Although it remains unknown when the first fortifications were built, archaeologists believe that the place has been inhabited since the 4th to 5th century. Historians believe that the first walls were built around the 12th to 13th century, after more people had moved to the settlement after the fall of Hadrianopolis.
Later in 1419 the castle came in Ottoman hands and soldiers used the castle as a shelter. Under the rule of Ali Pasha the castle was reconstructed and extended to its current size and the iconic clock tower was added. During the communist times the castle was used as a prison but later turned into the museum and heritage site it now is.
The fortress is not only impressive itself, but actually contains some musums and individual sights worth mentioning.
When you enter the castle and turn right you see a small building tucked into the wall next to a patio. Inside are the remains of two Bektashi Babas.
When you walk back past the entrance you end up in the catacombs of the castle with a long gallery displaying various pieces of artillery. The objects are all memories from World War II and contain artillery that was either abandoned or captured from the Italian and German forces and include cannons and a tank.
At the end of the gallery there is the entrance to the Gjirokastra Museum which displayes historical and archaeological objects alongside an explanation of the history of Gjirokastra and the wider region. There is also an armaments gallery and a former prison, which was used extensively to house political prisoners during the communist regime.

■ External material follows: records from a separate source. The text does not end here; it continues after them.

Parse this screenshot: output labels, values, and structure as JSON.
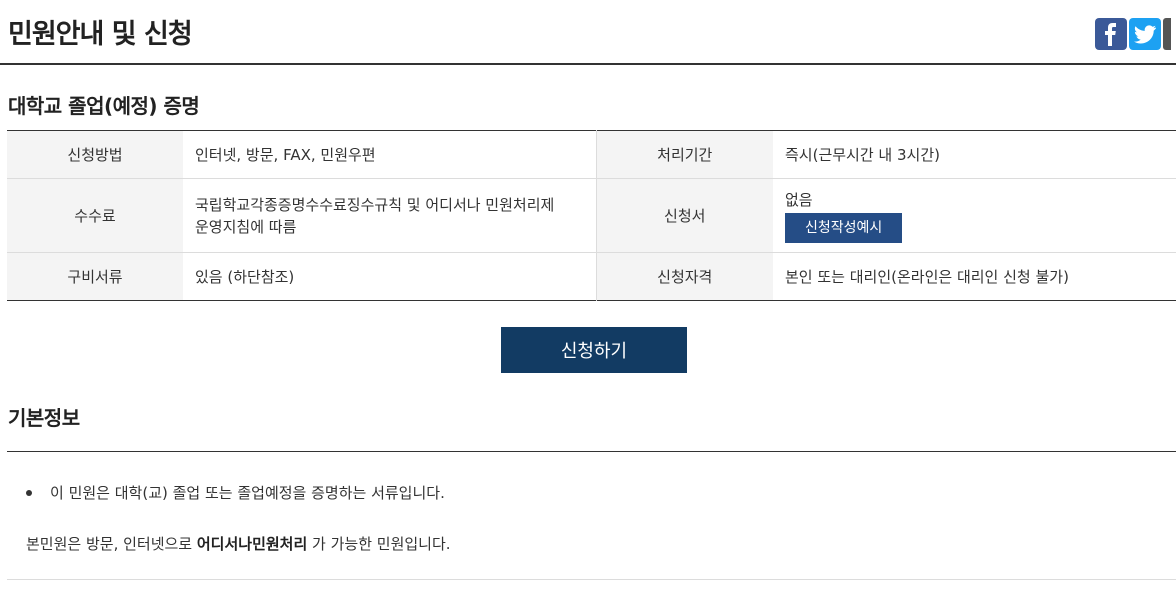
{
  "header": {
    "title": "민원안내 및 신청",
    "share": {
      "facebook_icon": "facebook-icon",
      "twitter_icon": "twitter-icon"
    }
  },
  "service": {
    "title": "대학교 졸업(예정) 증명",
    "rows": [
      {
        "label1": "신청방법",
        "value1": "인터넷, 방문, FAX, 민원우편",
        "label2": "처리기간",
        "value2": "즉시(근무시간 내 3시간)"
      },
      {
        "label1": "수수료",
        "value1a": "국립학교각종증명수수료징수규칙 및 어디서나 민원처리제",
        "value1b": "운영지침에 따름",
        "label2": "신청서",
        "value2": "없음",
        "button": "신청작성예시"
      },
      {
        "label1": "구비서류",
        "value1": "있음 (하단참조)",
        "label2": "신청자격",
        "value2": "본인 또는 대리인(온라인은 대리인 신청 불가)"
      }
    ],
    "apply_button": "신청하기"
  },
  "basic": {
    "title": "기본정보",
    "bullet": "이 민원은 대학(교) 졸업 또는 졸업예정을 증명하는 서류입니다.",
    "desc_prefix": "본민원은 방문, 인터넷으로 ",
    "desc_bold": "어디서나민원처리",
    "desc_suffix": " 가 가능한 민원입니다."
  },
  "colors": {
    "primary_button": "#123b63",
    "secondary_button": "#254d86",
    "facebook": "#3b5998",
    "twitter": "#1da1f2"
  }
}
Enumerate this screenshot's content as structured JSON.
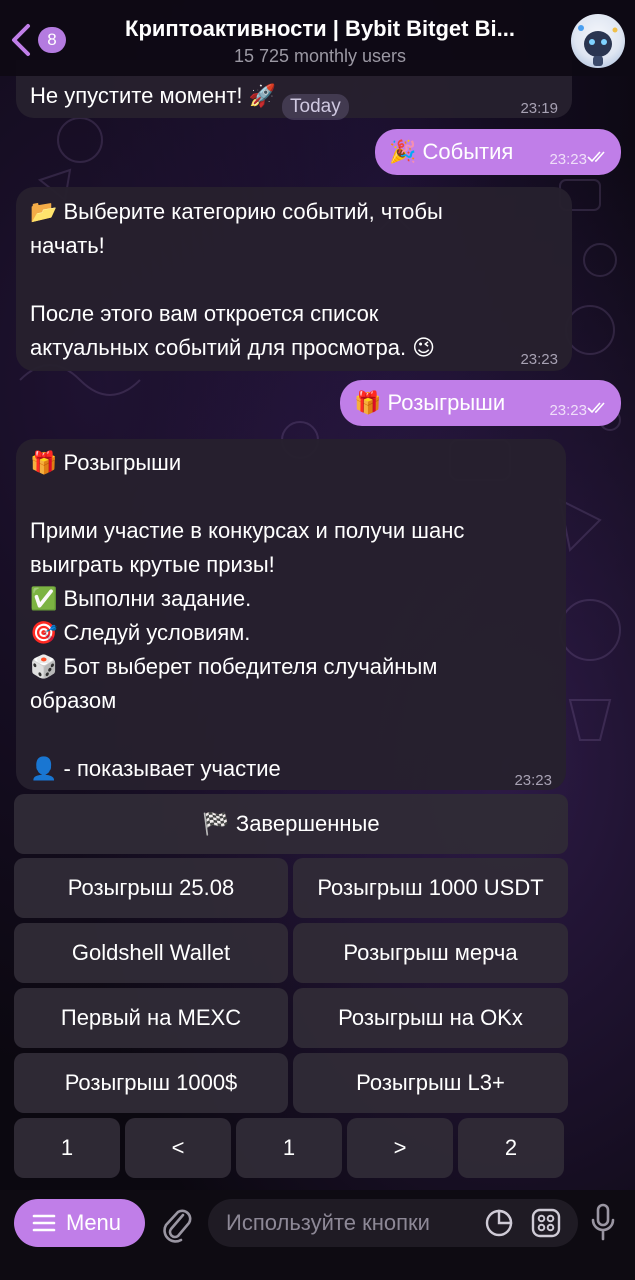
{
  "header": {
    "back_count": "8",
    "title": "Криптоактивности | Bybit Bitget Bi...",
    "subtitle": "15 725 monthly users"
  },
  "date_chip": "Today",
  "messages": [
    {
      "text": "Не упустите момент! 🚀",
      "time": "23:19"
    },
    {
      "text": "🎉 События",
      "time": "23:23"
    },
    {
      "lines": [
        "📂 Выберите категорию событий, чтобы",
        "начать!",
        "",
        "После этого вам откроется список",
        "актуальных событий для просмотра. 😉"
      ],
      "time": "23:23"
    },
    {
      "text": "🎁 Розыгрыши",
      "time": "23:23"
    },
    {
      "lines": [
        "🎁 Розыгрыши",
        "",
        "Прими участие в конкурсах и получи шанс",
        "выиграть крутые призы!",
        "✅ Выполни задание.",
        "🎯 Следуй условиям.",
        "🎲 Бот выберет победителя случайным",
        "образом",
        "",
        "👤 - показывает участие"
      ],
      "time": "23:23"
    }
  ],
  "keyboard": {
    "completed": "🏁 Завершенные",
    "rows": [
      [
        "Розыгрыш 25.08",
        "Розыгрыш 1000 USDT"
      ],
      [
        "Goldshell Wallet",
        "Розыгрыш мерча"
      ],
      [
        "Первый на MEXC",
        "Розыгрыш на OKx"
      ],
      [
        "Розыгрыш 1000$",
        "Розыгрыш L3+"
      ]
    ],
    "pagination": [
      "1",
      "<",
      "1",
      ">",
      "2"
    ]
  },
  "bottom": {
    "menu_label": "Menu",
    "input_placeholder": "Используйте кнопки"
  },
  "colors": {
    "accent": "#c07ee8",
    "badge": "#b47be0",
    "incoming_bubble": "#26202e",
    "keyboard_button": "#302b36"
  },
  "icons": [
    "back-chevron-icon",
    "paperclip-icon",
    "sticker-icon",
    "bot-keyboard-icon",
    "microphone-icon",
    "menu-lines-icon",
    "double-check-icon"
  ]
}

On the top of the castle you will see an old U.S. military airplane, a Lockheed T-33 Shooting Star, on display. In 1957 the plane landed at Tirana Airport and after the pilot returned to the U.S. the plane was left behind. In 1970 it was brought to the castle to be displayed as part of the Arms Museum. At the time though, two different versions of the story were circulating: the Americans claimed that the pilot made an emergency landing due to being low on fuel under bad weather conditions, while the Albanian version contained an interception by the Albanian army, forcing the landing of what they called a ‘spy plane’.
Further up on the deck of the castle there is a festival stage, which was built in the 1980s. The stage is used for music and dance performances during the Gjirokastra Folk Festival, which takes place every few years.
The clock tower was added to the castle by Ali Pasha in the 19th century to display the time so the people could determine the time of the five daily prayers. The clock tower is probably the most eye-catching part of the castle, as it really stands out over the city on the corner of the castle and can be seen from almost anywhere.
Under the castle is a network of tunnels and bunkers that were built during the communist times. The entrance and ticket office are seperate from the castle, so more info about this here: Cold War Tunnel
Lastly, don’t forget the enjoy the amazing views over Gjirokastra and the valley of the Drino River and the surrounding mountains. It is definitely one of the most breathtaking views you can have in Albania!